Jeweler in Baltimore, Maryland, US from 1857 to 1955

Hennegen Bates Company was a jeweler and silversmith in Baltimore, Maryland, also known as Hennegan, Bates & Company and Hennegan-Bates Company. The company existed from 1857 to about 1955.

== History ==

The business originally began in Wheeling, West Virginia, by James T. Scott in 1857 who went to Wheeling from Huntington, Pennsylvania. The firm soon became known as James T. Scott & Company doing a wholesale and retail business. In 1859, William H. Hennegen, a native of Rochester, New York went to Wheeling from St. Louis, Missouri and soon became a partner with James Scott. In 1864, Hennegan opened a wholesale branch of the company in Pittsburgh, Pennsylvania, that soon became known as Scott & Hennegen. The partnership between Scott & Hennegen was dissolved 1869 with Hennegen taking over the Wheeling business and Scott taking over the Pittsburgh business with G. B. Barrett. The Pittsburgh business became known as Scott, Barrett & Company. The Wheeling business kept by Hennegen was joined by James O. Bates in 1886 and John D. Reynolds in 1869.

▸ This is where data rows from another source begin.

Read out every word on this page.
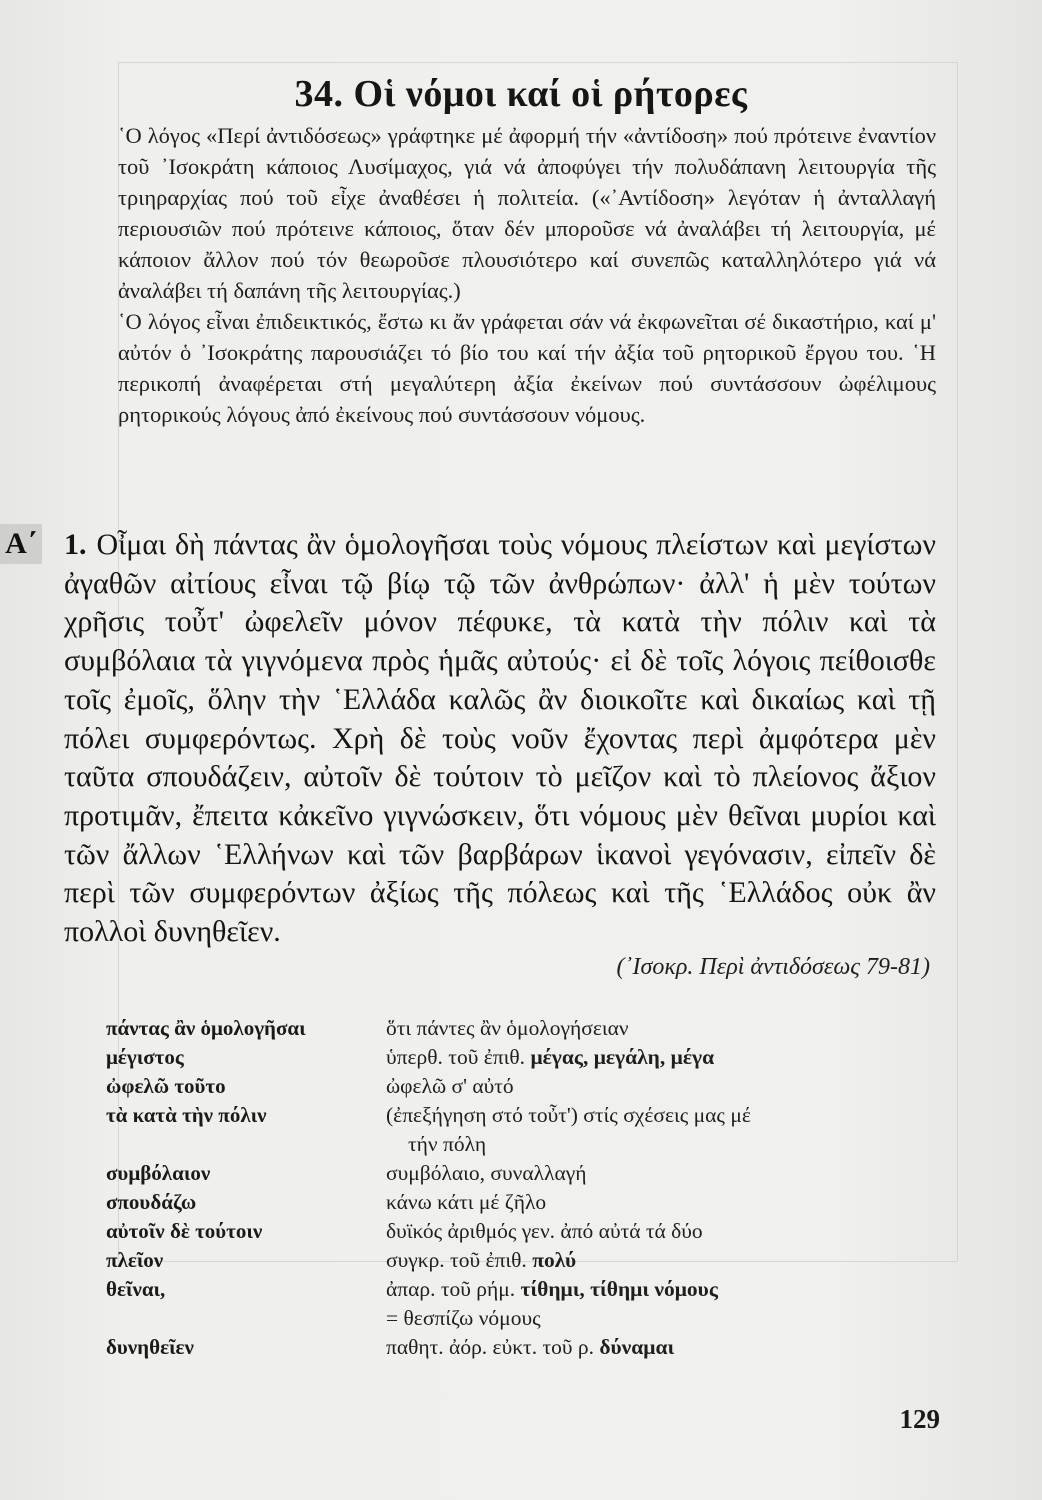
34. Οἱ νόμοι καί οἱ ρήτορες

῾Ο λόγος «Περί ἀντιδόσεως» γράφτηκε μέ ἀφορμή τήν «ἀντίδοση» πού πρότεινε ἐναντίον τοῦ ᾿Ισοκράτη κάποιος Λυσίμαχος, γιά νά ἀποφύγει τήν πολυδάπανη λειτουργία τῆς τριηραρχίας πού τοῦ εἶχε ἀναθέσει ἡ πολιτεία. («᾿Αντίδοση» λεγόταν ἡ ἀνταλλαγή περιουσιῶν πού πρότεινε κάποιος, ὅταν δέν μποροῦσε νά ἀναλάβει τή λειτουργία, μέ κάποιον ἄλλον πού τόν θεωροῦσε πλουσιότερο καί συνεπῶς καταλληλότερο γιά νά ἀναλάβει τή δαπάνη τῆς λειτουργίας.)

῾Ο λόγος εἶναι ἐπιδεικτικός, ἔστω κι ἄν γράφεται σάν νά ἐκφωνεῖται σέ δικαστήριο, καί μ' αὐτόν ὁ ᾿Ισοκράτης παρουσιάζει τό βίο του καί τήν ἀξία τοῦ ρητορικοῦ ἔργου του. ῾Η περικοπή ἀναφέρεται στή μεγαλύτερη ἀξία ἐκείνων πού συντάσσουν ὠφέλιμους ρητορικούς λόγους ἀπό ἐκείνους πού συντάσσουν νόμους.

Α΄ 1. Οἶμαι δὴ πάντας ἂν ὁμολογῆσαι τοὺς νόμους πλείστων καὶ μεγίστων ἀγαθῶν αἰτίους εἶναι τῷ βίῳ τῷ τῶν ἀνθρώπων· ἀλλ' ἡ μὲν τούτων χρῆσις τοὖτ' ὠφελεῖν μόνον πέφυκε, τὰ κατὰ τὴν πόλιν καὶ τὰ συμβόλαια τὰ γιγνόμενα πρὸς ἡμᾶς αὐτούς· εἰ δὲ τοῖς λόγοις πείθοισθε τοῖς ἐμοῖς, ὅλην τὴν ῾Ελλάδα καλῶς ἂν διοικοῖτε καὶ δικαίως καὶ τῇ πόλει συμφερόντως. Χρὴ δὲ τοὺς νοῦν ἔχοντας περὶ ἀμφότερα μὲν ταῦτα σπουδάζειν, αὐτοῖν δὲ τούτοιν τὸ μεῖζον καὶ τὸ πλείονος ἄξιον προτιμᾶν, ἔπειτα κἀκεῖνο γιγνώσκειν, ὅτι νόμους μὲν θεῖναι μυρίοι καὶ τῶν ἄλλων ῾Ελλήνων καὶ τῶν βαρβάρων ἱκανοὶ γεγόνασιν, εἰπεῖν δὲ περὶ τῶν συμφερόντων ἀξίως τῆς πόλεως καὶ τῆς ῾Ελλάδος οὐκ ἂν πολλοὶ δυνηθεῖεν.
(᾿Ισοκρ. Περὶ ἀντιδόσεως 79-81)
πάντας ἂν ὁμολογῆσαι	ὅτι πάντες ἂν ὁμολογήσειαν
μέγιστος	ὑπερθ. τοῦ ἐπιθ. μέγας, μεγάλη, μέγα
ὠφελῶ τοῦτο	ὠφελῶ σ' αὐτό
τὰ κατὰ τὴν πόλιν	(ἐπεξήγηση στό τοὖτ') στίς σχέσεις μας μέ
τήν πόλη
συμβόλαιον	συμβόλαιο, συναλλαγή
σπουδάζω	κάνω κάτι μέ ζῆλο
αὐτοῖν δὲ τούτοιν	δυϊκός ἀριθμός γεν. ἀπό αὐτά τά δύο
πλεῖον	συγκρ. τοῦ ἐπιθ. πολύ
θεῖναι,	ἀπαρ. τοῦ ρήμ. τίθημι, τίθημι νόμους
= θεσπίζω νόμους
δυνηθεῖεν	παθητ. ἀόρ. εὐκτ. τοῦ ρ. δύναμαι
129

In 1874, Hennegen and Reynolds opened a store on Baltimore Street in Baltimore, Maryland, while Bates continued to operate the main location in Wheeling. The Wheeling business was later sold to Jacob W. Grubb. The Wholesale operations ran for a number of years but were eventually discontinued and the business became retail only. The enterprise was eventually incorporated in 1899 with Hennegen becoming President, Bates Vice-President and Mr. Reynolds, secretary-treasurer. Hennegen died a short time later in June 1901, and Bates became the leader of the business. The business was burnt to the ground during the Great Baltimore Fire in 1904. Only the store's massive fire-proof safe survived. The business was rebuilt.

When Bates died in 1914, Reynolds became the chief executive. The business was later joined by C. Howard Millikin as vice president and Andrew L. Warner as secretary treasurer.